In a subsequent interview, Mr. Eitingon explained where he is going by pointing to an organization chart far simpler than the one Mr. Tallman left behind. He draws on what he calls "a deep talent base"-better even than his high expectations coming in.
Including the regional relations chief, who is not yet appointed, four executive vice presidents and three group executive vice presidents report to Mr. Eitingon. Francois Dutray has emerging products, Una Somerville current products and services.
Thomas Kappock, another ex-western banker, oversees corporate strategy, Richard Lonergan special projects like payment system planning and data security.
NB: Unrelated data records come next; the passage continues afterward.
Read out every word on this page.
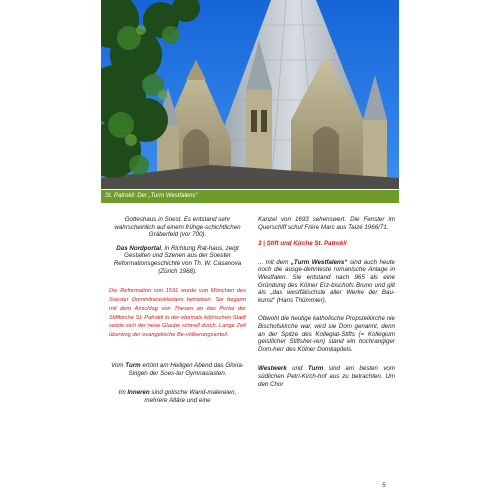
St. Patrokli: Der „Turm Westfalens“

Gotteshaus in Soest. Es entstand sehr wahrscheinlich auf einem frühge-schichtlichen Gräberfeld (vor 700).

Das Nordportal, in Richtung Rat-haus, zeigt Gestalten und Szenen aus der Soester Reformationsgeschichte von Th. W. Casanova (Zürich 1968).

Die Reformation von 1531 wurde von Mönchen des Soester Dominikanerklosters betrieben. Sie begann mit dem Anschlag von Thesen an das Portal der Stiftkirche St. Patrokli in der ehemals kölnischen Stadt setzte sich der neue Glaube schnell durch. Lange Zeit überwog der evangelische Be-völkerungsanteil.

Vom Turm ertönt am Heiligen Abend das Gloria-Singen der Soes-ter Gymnasiasten.

Im Inneren sind gotische Wand-malereien, mehrere Altäre und eine

Kanzel von 1693 sehenswert. Die Fenster im Querschiff schuf Frère Marc aus Taizé 1966/71.

3 | Stift und Kirche St. Patrokli

... mit dem „Turm Westfalens“ sind auch heute noch die ausge-dehnteste romanische Anlage in Westfalen. Sie entstand nach 965 als eine Gründung des Kölner Erz-bischofs Bruno und gilt als „das westfälischste aller Werke der Bau-kunst“ (Hans Thümmler).

Obwohl die heutige katholische Propsteikirche nie Bischofskirche war, wird sie Dom genannt, denn an der Spitze des Kollegiat-Stifts (= Kollegium geistlicher Stiftsher-ren) stand ein hochrangiger Dom-herr des Kölner Domkapitels.

Westwerk und Turm sind am besten vom südlichen Petri-Kirch-hof aus zu betrachten. Um den Chor

5
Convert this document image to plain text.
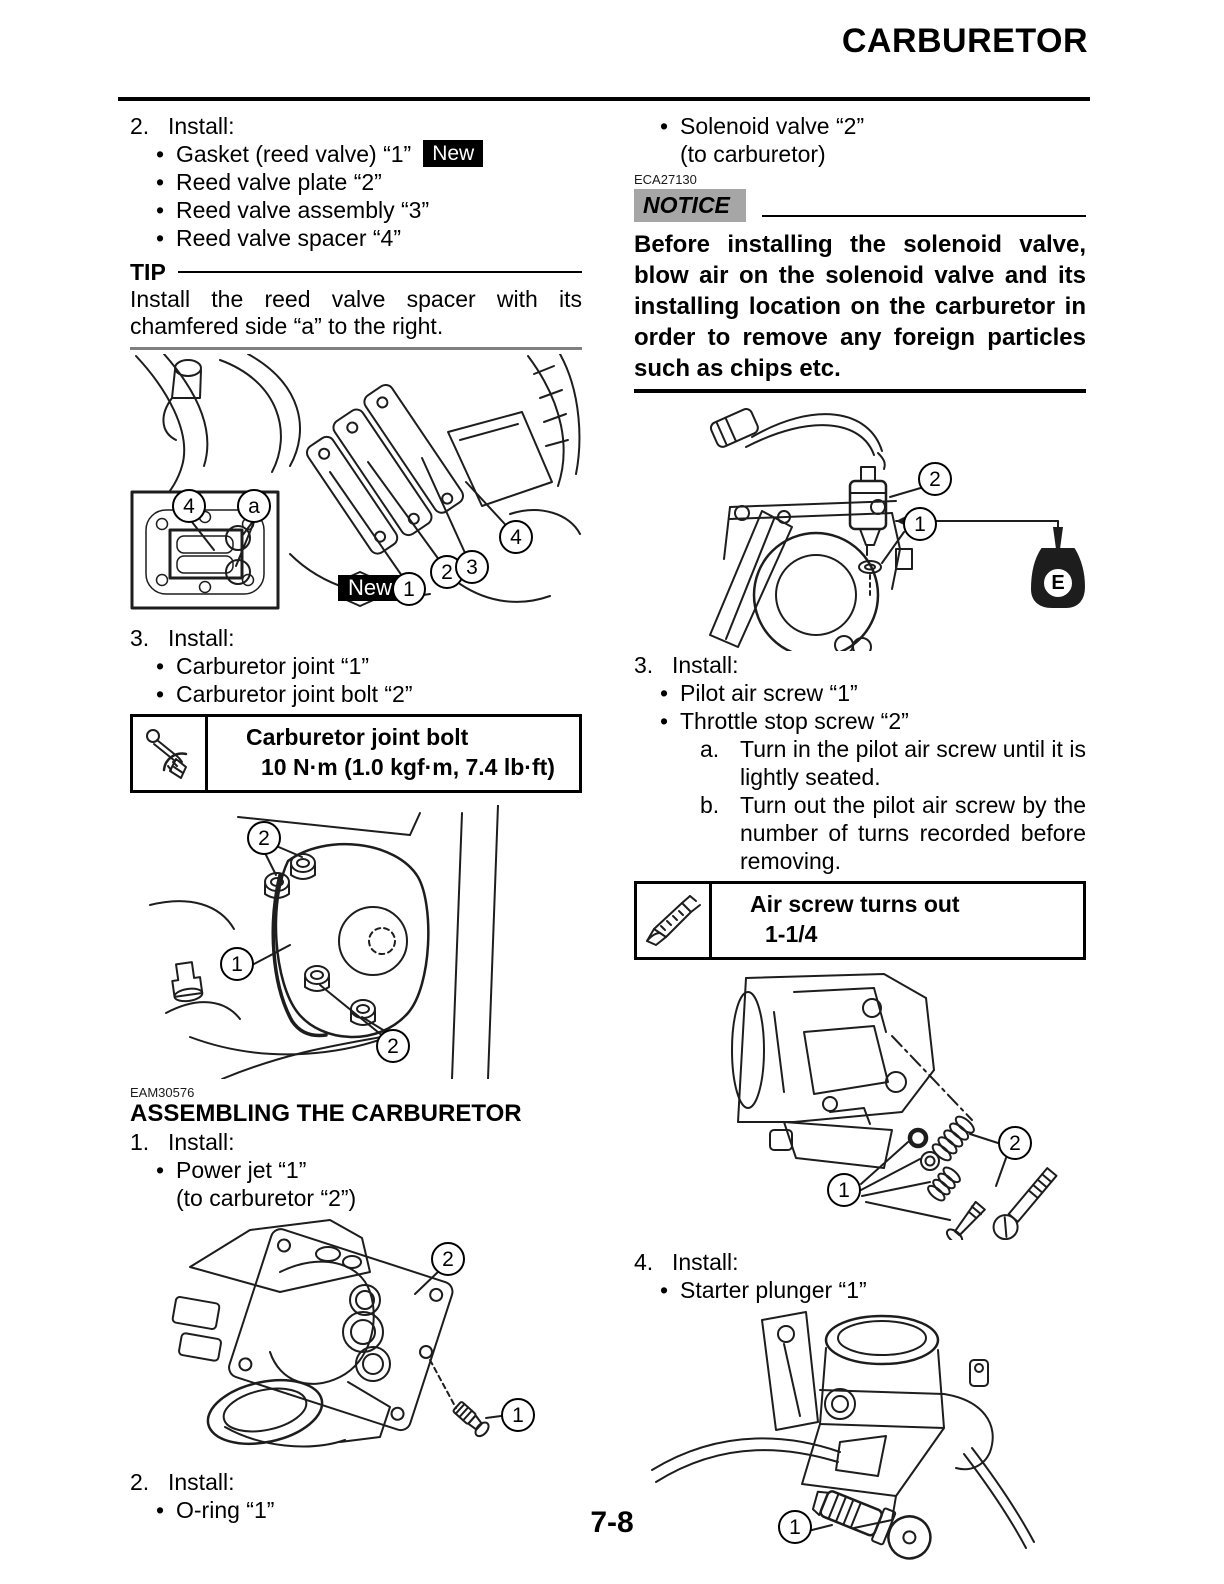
CARBURETOR
2. Install:
• Gasket (reed valve) “1” New
• Reed valve plate “2”
• Reed valve assembly “3”
• Reed valve spacer “4”
TIP
Install the reed valve spacer with its chamfered side “a” to the right.
4	a
New 1
2 3
4
3. Install:
• Carburetor joint “1”
• Carburetor joint bolt “2”
Carburetor joint bolt
10 N·m (1.0 kgf·m, 7.4 lb·ft)
2
1
2
EAM30576
ASSEMBLING THE CARBURETOR
1. Install:
• Power jet “1”
(to carburetor “2”)
2
1
2. Install:
• O-ring “1”
• Solenoid valve “2”
(to carburetor)
ECA27130
NOTICE
Before installing the solenoid valve, blow air on the solenoid valve and its installing location on the carburetor in order to remove any foreign particles such as chips etc.
2
1
E
3. Install:
• Pilot air screw “1”
• Throttle stop screw “2”
a. Turn in the pilot air screw until it is lightly seated.
b. Turn out the pilot air screw by the number of turns recorded before removing.
Air screw turns out
1-1/4
1
2
4. Install:
• Starter plunger “1”
1
7-8
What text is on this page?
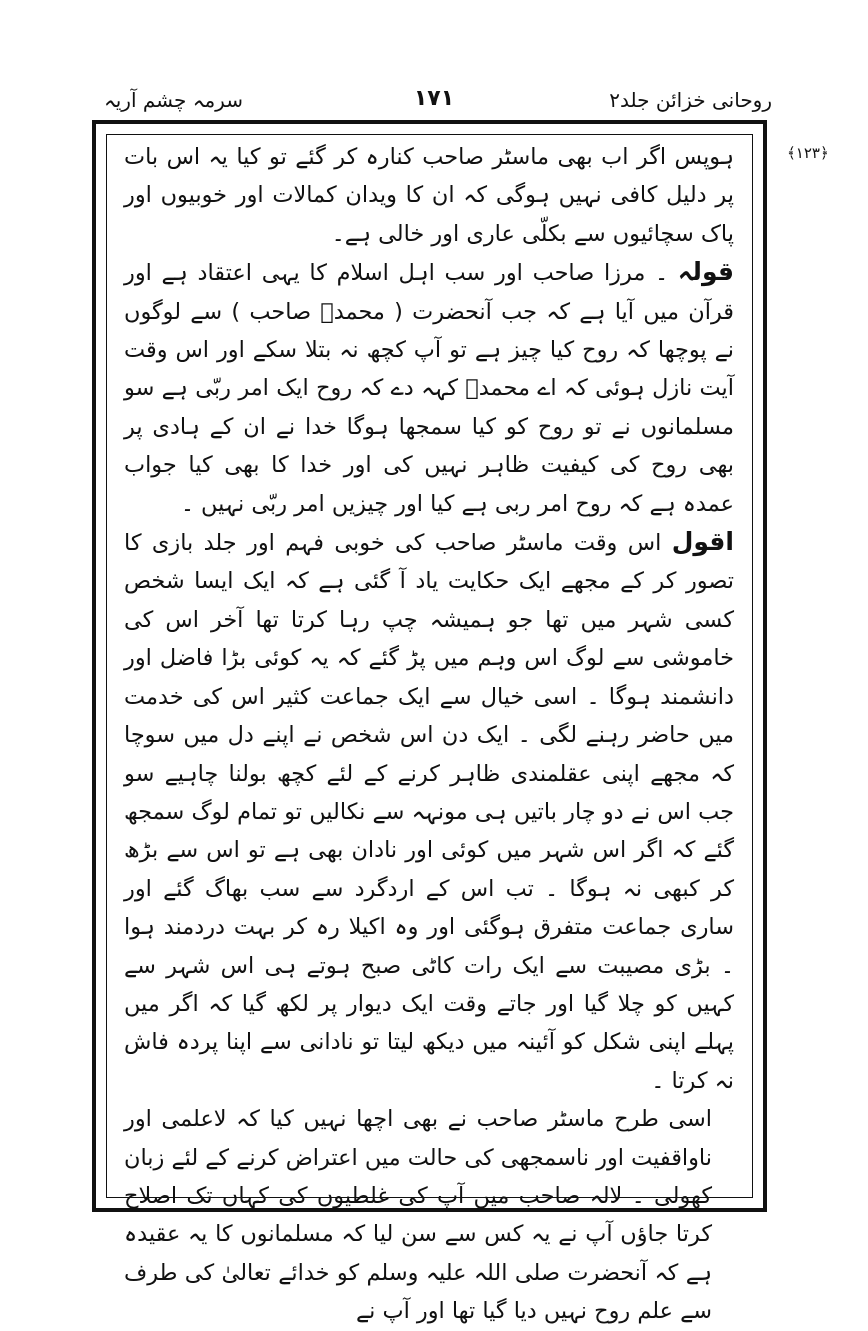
روحانی خزائن جلد۲
۱۷۱
سرمہ چشم آریہ
﴿۱۲۳﴾

ہوپس اگر اب بھی ماسٹر صاحب کنارہ کر گئے تو کیا یہ اس بات پر دلیل کافی نہیں ہوگی کہ ان کا ویدان کمالات اور خوبیوں اور پاک سچائیوں سے بکلّی عاری اور خالی ہے۔

قولہ ۔ مرزا صاحب اور سب اہل اسلام کا یہی اعتقاد ہے اور قرآن میں آیا ہے کہ جب آنحضرت ( محمدؐ صاحب ) سے لوگوں نے پوچھا کہ روح کیا چیز ہے تو آپ کچھ نہ بتلا سکے اور اس وقت آیت نازل ہوئی کہ اے محمدؐ کہہ دے کہ روح ایک امر ربّی ہے سو مسلمانوں نے تو روح کو کیا سمجھا ہوگا خدا نے ان کے ہادی پر بھی روح کی کیفیت ظاہر نہیں کی اور خدا کا بھی کیا جواب عمدہ ہے کہ روح امر ربی ہے کیا اور چیزیں امر ربّی نہیں ۔

اقول اس وقت ماسٹر صاحب کی خوبی فہم اور جلد بازی کا تصور کر کے مجھے ایک حکایت یاد آ گئی ہے کہ ایک ایسا شخص کسی شہر میں تھا جو ہمیشہ چپ رہا کرتا تھا آخر اس کی خاموشی سے لوگ اس وہم میں پڑ گئے کہ یہ کوئی بڑا فاضل اور دانشمند ہوگا ۔ اسی خیال سے ایک جماعت کثیر اس کی خدمت میں حاضر رہنے لگی ۔ ایک دن اس شخص نے اپنے دل میں سوچا کہ مجھے اپنی عقلمندی ظاہر کرنے کے لئے کچھ بولنا چاہیے سو جب اس نے دو چار باتیں ہی مونہہ سے نکالیں تو تمام لوگ سمجھ گئے کہ اگر اس شہر میں کوئی اور نادان بھی ہے تو اس سے بڑھ کر کبھی نہ ہوگا ۔ تب اس کے اردگرد سے سب بھاگ گئے اور ساری جماعت متفرق ہوگئی اور وہ اکیلا رہ کر بہت دردمند ہوا ۔ بڑی مصیبت سے ایک رات کاٹی صبح ہوتے ہی اس شہر سے کہیں کو چلا گیا اور جاتے وقت ایک دیوار پر لکھ گیا کہ اگر میں پہلے اپنی شکل کو آئینہ میں دیکھ لیتا تو نادانی سے اپنا پردہ فاش نہ کرتا ۔

اسی طرح ماسٹر صاحب نے بھی اچھا نہیں کیا کہ لاعلمی اور ناواقفیت اور ناسمجھی کی حالت میں اعتراض کرنے کے لئے زبان کھولی ۔ لالہ صاحب میں آپ کی غلطیوں کی کہاں تک اصلاح کرتا جاؤں آپ نے یہ کس سے سن لیا کہ مسلمانوں کا یہ عقیدہ ہے کہ آنحضرت صلی اللہ علیہ وسلم کو خدائے تعالیٰ کی طرف سے علم روح نہیں دیا گیا تھا اور آپ نے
Ronald Olive and William Chenevich run processing services and systems, respectively. If technology is the hub around which everything else revolves, these men are on hot seats, particularly Mr. Chenevich, the group executive vice president assigned to develop the next-generation telecommunications infrastructure, VisaNet II.
The project is emblematic of a series of sea changes that Mr. Eitingon said Visa is charting throughout the enterprise: from a single product (credit) to multiple products, physical products to on-line or virtual products, centralized control to "enabling" of the members and regions, and closed to open systems.
For the first time, Visa is opening itself to strategic alliances that it views as crucial to creating the type of flexible, client/server computer architecture that others have already moved to.
"What we did with the Partner Program," said Mr. Chenevich, referring to the flexible options Visa offers in smart cards, "we will do with VisaNet. We are heading toward a significant change in who operates it. The members will have choices ... all as part of the enabling strategy."
The task is daunting. Visa's aging but powerful mainframe-centered systems handle 21 billion transactions a year without a hitch. VisaNet II prototypes would be out next year and conversions would take place over four years, but the process is so complex that some elements of today's VisaNet will still be operating in 2002.
"When I get frustrated, I look at how much we've accomplished," Mr. Eitingon said. "If we are doing great things today, we can do spectacular things tomorrow."